高級食材ボタンエビの養殖に成功しました。市場に流通すればボタンエビを格安で楽しむことができるかもしれません。
芳醇な甘みが特徴のボタンエビ
鮮やかな赤色に深みのあるしま模様。新鮮であればあるほど赤味が濃いといわれるボタンエビ。
15センチを超える特大サイズを刺し身でいただきます。
「大きいですね、いただきます。ぷりっとした食感の後に柔らかいしっとりとした甘みを感じますね。かむと甘さが弾けてくる感じ」
料亭や高級すし店で使われるボタンエビ。弾けるような食感と口の中に広がる芳醇(ほうじゅん)な甘みが特徴の高級食材です。
「数年前に比べるとだいぶ値上がりしているイメージあります。できればもう少し値段を安くしてお客様においしいものを食べていただきたいと思っています」
養殖に取り組み始めたのは3年前
そんなボタンエビを育てている場所があります。やってきたのは茨城県ひたちなか市にある水産試験場。

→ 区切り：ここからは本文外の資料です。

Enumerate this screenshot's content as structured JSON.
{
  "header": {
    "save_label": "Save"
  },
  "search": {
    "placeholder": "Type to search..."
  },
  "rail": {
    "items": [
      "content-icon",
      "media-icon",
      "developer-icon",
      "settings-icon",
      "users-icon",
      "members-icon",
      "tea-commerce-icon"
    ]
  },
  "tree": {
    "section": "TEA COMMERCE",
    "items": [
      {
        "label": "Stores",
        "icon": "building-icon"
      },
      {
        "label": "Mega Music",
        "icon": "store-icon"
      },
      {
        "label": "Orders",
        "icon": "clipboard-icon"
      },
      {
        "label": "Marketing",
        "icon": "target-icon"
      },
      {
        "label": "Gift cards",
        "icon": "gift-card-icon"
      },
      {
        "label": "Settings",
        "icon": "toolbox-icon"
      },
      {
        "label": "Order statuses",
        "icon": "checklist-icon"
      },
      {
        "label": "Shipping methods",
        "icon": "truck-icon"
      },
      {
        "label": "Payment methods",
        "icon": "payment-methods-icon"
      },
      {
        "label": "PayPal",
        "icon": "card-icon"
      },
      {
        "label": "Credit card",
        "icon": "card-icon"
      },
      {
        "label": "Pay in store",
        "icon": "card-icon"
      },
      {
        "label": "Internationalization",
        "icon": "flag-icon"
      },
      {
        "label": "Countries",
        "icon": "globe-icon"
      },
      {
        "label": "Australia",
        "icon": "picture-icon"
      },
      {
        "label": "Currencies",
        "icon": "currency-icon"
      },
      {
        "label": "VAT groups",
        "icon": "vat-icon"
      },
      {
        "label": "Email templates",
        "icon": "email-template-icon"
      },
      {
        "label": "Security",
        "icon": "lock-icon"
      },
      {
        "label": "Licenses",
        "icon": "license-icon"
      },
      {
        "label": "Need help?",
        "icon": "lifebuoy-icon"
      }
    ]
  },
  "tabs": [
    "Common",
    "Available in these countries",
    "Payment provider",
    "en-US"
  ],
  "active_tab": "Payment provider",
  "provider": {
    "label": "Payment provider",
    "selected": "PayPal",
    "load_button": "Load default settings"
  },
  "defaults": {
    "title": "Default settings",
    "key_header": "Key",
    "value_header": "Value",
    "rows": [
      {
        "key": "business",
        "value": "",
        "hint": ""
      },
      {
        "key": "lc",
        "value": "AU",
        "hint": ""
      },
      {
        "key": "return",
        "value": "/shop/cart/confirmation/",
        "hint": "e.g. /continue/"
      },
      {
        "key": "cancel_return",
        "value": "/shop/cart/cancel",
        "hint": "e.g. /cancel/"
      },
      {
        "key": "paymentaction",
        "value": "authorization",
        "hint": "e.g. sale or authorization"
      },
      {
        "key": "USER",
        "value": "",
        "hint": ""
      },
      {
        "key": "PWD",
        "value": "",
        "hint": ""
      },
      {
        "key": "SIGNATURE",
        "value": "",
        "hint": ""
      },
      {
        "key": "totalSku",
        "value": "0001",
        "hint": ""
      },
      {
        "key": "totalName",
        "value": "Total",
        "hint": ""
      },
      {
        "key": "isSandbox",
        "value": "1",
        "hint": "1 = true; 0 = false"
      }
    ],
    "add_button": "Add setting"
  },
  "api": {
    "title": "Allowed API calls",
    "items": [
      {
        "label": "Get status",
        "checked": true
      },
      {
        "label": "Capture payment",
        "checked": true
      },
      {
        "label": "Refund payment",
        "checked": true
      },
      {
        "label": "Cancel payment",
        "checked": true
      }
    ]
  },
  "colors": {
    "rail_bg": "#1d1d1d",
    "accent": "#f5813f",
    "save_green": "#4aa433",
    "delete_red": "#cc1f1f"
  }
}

茨城県は去年8月、全国で初めてボタンエビの養殖に成功しました。
早速、養殖場へ案内してもらいますが…。
「ボタンエビは大変貴重なエビなので、防犯の理由からと、まだ開発中の技術なので秘匿の観点から(撮影)NGにしています」
「(Q.ここはもう撮って大丈夫ですか?)大丈夫です。こちらがボタンエビになります」
「出荷目標が体長10センチというふうにしているんですけれど、ちょうどそれぐらいです」
養殖に取り組み始めたのは、3年前。茨城沖で卵を抱えた天然の親エビをつかまえ、卵を孵化(ふか)させて、育ててみると18匹が出荷サイズの体長10センチほどに成長しました。
難しいボタンエビの養殖
「天然の知見も、そんなに多くはないエビ」
ボタンエビは深海性のエビで、国内では太平洋側に分布しています。茨城沖では水深250メートルから350メートルが主な生息域で、毎年9月から12月に底引き網漁で漁獲されていますが、水揚げ量は年間3トンから5トンとごくわずか。生きている状態での情報が極めて少ないのです。
卵がかえった時の体長は7ミリ。出荷サイズの10センチまでに成長するには3年もの月日がかかります。成長が遅く、飼育コストがかかるため、養殖の対象としてこれまでは敬遠されてきました。
ボタンエビ養殖どうやって成功?
「いろいろな水温で飼う試験をした。ギリギリ天然にいる水温の上限くらいが、今のところ成長と生産、生き残りの関係で一番いいと分かった」
まだ開発中の技術のため詳細は明かせないといいますが、1年365日欠かさず掃除するなど飼育環境を整え、水温や餌(えさ)の試験を繰り返し、データを集めた結果、養殖に適した環境にたどり着いたといいます。
ボタンエビを茨城県の新たなブランド水産物へ。養殖事業へ参入を目指す県内の事業者向けに来年から稚エビの試験出荷を始める予定です。